✨ Martes y viernes nuevos capítulos y estrenos
💬 Únete a la comunidad en WhatsApp & Telegram!
Si te está gustando la lectura, me ayudarías mucho compartiendo la web 🌟
Capítulo 408:
🍙 🍙 🍙 🍙 🍙
Dentro, se detuvieron en la intersección de los pasillos.
«Tus antiguas habitaciones en Piedranegra han sido preparadas para ti, Aekeira. Pero haré que te preparen una habitación, Emeriel, en Escarchada, cerca de las cámaras del gran rey», dijo Lord Ottai. —Tened la seguridad de que ninguna de vosotras sufrirá daño alguno dentro de estas paredes. He asignado a mis soldados de más confianza para que vigilen. Ha sido un largo viaje para todos nosotros. Descansaremos esta noche. Mañana será un nuevo día.
A medianoche, mientras el resto de los Sombra del Cuervo dormían, Emeriel se quedó sola en el pasillo fuera de sus aposentos, mirando fijamente a la oscuridad, dejando que el silencio la envolviera.
¿Cómo de enfermo estaba?
Emeriel odiaba lo mucho que le molestaba.
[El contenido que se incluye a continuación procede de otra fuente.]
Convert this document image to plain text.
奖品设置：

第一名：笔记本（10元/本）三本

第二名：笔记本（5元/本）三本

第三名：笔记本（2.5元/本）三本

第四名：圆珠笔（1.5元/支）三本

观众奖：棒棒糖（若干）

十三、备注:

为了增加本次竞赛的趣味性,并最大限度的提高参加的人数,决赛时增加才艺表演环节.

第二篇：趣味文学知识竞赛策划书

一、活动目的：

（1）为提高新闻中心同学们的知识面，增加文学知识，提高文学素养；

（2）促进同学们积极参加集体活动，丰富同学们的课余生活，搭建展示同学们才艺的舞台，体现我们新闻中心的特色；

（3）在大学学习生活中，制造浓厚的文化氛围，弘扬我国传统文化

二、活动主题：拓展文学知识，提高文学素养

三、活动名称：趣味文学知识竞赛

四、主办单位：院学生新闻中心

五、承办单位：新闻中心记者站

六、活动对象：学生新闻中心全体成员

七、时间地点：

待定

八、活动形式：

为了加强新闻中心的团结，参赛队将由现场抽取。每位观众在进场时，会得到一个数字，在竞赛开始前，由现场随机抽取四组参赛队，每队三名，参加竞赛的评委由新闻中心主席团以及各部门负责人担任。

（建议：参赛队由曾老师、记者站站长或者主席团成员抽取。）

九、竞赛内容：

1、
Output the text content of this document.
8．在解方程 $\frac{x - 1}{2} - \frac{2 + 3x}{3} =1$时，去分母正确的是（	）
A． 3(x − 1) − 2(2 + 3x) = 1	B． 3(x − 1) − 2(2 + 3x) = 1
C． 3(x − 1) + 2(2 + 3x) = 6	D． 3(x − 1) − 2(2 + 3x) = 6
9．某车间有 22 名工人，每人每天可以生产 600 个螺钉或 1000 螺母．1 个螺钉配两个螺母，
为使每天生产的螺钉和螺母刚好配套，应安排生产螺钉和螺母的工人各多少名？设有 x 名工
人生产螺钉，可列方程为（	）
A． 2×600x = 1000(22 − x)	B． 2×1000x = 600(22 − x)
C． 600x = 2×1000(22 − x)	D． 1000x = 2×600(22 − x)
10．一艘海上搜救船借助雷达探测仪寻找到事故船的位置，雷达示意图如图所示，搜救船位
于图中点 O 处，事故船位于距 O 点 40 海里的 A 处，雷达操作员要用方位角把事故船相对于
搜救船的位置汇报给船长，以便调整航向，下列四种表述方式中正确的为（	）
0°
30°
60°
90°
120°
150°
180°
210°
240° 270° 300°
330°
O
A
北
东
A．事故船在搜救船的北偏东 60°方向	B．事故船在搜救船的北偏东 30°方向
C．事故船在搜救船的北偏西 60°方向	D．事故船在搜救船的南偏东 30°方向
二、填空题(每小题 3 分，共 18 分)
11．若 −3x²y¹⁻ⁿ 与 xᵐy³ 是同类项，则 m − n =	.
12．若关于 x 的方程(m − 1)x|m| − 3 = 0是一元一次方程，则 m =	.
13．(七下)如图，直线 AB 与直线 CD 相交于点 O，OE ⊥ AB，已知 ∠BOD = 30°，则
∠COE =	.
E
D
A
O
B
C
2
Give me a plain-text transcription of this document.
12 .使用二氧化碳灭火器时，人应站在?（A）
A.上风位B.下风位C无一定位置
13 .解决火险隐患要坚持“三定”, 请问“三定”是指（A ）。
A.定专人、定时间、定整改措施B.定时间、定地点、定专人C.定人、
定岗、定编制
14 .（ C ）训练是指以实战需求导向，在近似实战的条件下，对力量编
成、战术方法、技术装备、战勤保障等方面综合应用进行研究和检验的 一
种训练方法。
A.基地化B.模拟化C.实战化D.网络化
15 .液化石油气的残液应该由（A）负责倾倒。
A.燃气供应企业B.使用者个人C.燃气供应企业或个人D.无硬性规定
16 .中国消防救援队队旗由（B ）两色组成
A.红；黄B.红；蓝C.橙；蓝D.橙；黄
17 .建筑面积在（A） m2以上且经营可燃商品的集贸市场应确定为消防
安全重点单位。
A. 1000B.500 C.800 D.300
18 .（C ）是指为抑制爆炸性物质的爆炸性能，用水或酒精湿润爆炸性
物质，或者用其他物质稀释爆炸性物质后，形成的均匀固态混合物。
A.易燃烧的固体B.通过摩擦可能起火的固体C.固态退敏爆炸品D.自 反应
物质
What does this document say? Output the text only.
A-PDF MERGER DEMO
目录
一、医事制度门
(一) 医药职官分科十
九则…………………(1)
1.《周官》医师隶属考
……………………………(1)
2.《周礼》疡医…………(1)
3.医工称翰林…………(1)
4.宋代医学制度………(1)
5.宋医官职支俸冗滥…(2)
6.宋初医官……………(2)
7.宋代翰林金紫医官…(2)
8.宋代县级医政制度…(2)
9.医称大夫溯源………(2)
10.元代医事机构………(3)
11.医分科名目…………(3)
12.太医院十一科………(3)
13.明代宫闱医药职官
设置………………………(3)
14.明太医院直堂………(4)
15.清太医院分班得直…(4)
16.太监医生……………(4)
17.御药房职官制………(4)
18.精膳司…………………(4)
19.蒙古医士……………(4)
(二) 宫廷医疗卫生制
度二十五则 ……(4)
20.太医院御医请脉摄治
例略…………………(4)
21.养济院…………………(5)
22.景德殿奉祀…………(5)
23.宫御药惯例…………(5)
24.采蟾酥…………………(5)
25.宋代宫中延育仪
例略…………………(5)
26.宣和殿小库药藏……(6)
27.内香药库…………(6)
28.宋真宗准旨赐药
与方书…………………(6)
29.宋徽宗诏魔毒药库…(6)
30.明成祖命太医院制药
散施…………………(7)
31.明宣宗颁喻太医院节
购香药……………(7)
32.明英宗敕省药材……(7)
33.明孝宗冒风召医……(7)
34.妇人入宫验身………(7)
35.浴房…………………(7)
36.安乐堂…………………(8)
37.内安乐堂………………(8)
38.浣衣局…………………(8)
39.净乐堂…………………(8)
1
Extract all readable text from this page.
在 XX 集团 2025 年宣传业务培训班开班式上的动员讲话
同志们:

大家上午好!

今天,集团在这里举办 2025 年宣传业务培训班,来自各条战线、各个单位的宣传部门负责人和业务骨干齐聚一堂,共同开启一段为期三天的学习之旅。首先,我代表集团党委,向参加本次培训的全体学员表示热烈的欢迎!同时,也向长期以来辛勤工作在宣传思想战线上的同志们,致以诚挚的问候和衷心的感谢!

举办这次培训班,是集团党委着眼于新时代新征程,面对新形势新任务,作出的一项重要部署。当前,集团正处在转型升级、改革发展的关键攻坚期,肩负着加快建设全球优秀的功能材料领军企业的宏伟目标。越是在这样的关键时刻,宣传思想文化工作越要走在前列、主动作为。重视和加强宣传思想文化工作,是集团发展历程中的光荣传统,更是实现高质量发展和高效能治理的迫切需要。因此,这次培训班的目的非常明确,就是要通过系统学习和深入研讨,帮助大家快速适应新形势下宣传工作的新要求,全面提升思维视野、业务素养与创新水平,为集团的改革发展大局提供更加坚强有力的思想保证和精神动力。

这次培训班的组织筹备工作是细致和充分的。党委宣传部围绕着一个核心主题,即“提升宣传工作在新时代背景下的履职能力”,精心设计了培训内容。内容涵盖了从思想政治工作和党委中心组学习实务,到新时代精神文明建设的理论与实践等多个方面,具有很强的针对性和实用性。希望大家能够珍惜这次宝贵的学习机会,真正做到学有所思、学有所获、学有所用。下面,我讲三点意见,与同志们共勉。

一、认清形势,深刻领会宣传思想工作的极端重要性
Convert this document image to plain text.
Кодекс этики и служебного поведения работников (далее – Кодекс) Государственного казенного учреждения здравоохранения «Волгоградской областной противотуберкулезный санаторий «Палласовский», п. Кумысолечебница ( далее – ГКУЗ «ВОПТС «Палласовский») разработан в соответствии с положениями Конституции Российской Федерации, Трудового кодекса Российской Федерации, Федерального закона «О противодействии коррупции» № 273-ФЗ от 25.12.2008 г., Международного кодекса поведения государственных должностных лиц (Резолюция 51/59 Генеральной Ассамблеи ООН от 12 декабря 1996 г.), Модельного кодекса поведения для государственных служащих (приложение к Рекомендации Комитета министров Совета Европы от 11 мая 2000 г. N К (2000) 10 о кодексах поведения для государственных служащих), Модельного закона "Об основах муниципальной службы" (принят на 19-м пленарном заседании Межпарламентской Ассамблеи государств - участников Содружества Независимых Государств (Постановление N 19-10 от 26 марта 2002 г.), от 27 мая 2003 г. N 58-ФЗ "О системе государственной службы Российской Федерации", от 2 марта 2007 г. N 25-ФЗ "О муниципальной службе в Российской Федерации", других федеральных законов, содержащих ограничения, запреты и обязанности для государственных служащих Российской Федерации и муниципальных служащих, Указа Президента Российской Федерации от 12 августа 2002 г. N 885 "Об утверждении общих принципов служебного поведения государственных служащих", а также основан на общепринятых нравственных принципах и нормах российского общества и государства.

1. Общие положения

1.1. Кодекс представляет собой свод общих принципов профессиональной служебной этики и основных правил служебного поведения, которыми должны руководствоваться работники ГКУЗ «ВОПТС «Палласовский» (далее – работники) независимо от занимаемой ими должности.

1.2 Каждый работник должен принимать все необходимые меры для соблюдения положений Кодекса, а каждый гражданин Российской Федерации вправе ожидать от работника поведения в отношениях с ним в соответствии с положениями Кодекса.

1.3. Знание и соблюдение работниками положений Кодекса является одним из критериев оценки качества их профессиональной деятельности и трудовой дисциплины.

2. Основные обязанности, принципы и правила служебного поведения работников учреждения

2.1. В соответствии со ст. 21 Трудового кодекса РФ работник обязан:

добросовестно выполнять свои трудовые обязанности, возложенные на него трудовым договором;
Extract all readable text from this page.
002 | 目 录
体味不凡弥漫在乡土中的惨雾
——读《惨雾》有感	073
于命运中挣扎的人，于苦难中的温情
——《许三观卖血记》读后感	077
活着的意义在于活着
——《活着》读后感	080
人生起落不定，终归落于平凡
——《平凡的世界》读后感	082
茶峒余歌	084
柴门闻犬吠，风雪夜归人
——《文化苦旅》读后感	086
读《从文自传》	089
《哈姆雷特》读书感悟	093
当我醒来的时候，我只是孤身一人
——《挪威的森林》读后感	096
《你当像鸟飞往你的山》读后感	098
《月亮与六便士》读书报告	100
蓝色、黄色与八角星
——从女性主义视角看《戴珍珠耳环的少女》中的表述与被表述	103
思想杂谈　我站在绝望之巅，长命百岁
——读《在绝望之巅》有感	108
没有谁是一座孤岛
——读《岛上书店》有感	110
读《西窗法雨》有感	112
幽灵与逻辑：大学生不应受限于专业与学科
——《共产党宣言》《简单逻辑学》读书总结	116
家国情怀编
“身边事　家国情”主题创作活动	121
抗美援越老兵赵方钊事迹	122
Había trabajado tan duro para deshacerse de sentimientos como este. Los había sumergido profundamente hasta que se había vuelto insensible a ellos.
Pero ahora, ahí estaban, arrastrándose de nuevo al frente como traidores en la noche, robándole el sueño.
Había vuelto a ese lugar maldito. La fuente de tanto dolor… y, sin embargo, todavía se sentía como en casa.
Sus hombros se levantaron en una respiración profunda y cayeron. ¿Qué podía hacer por él? ¿Y si no podía ayudarlo?
La noche avanzó. Se quedó hasta que le dolieron las piernas. ¿Qué traería el mañana?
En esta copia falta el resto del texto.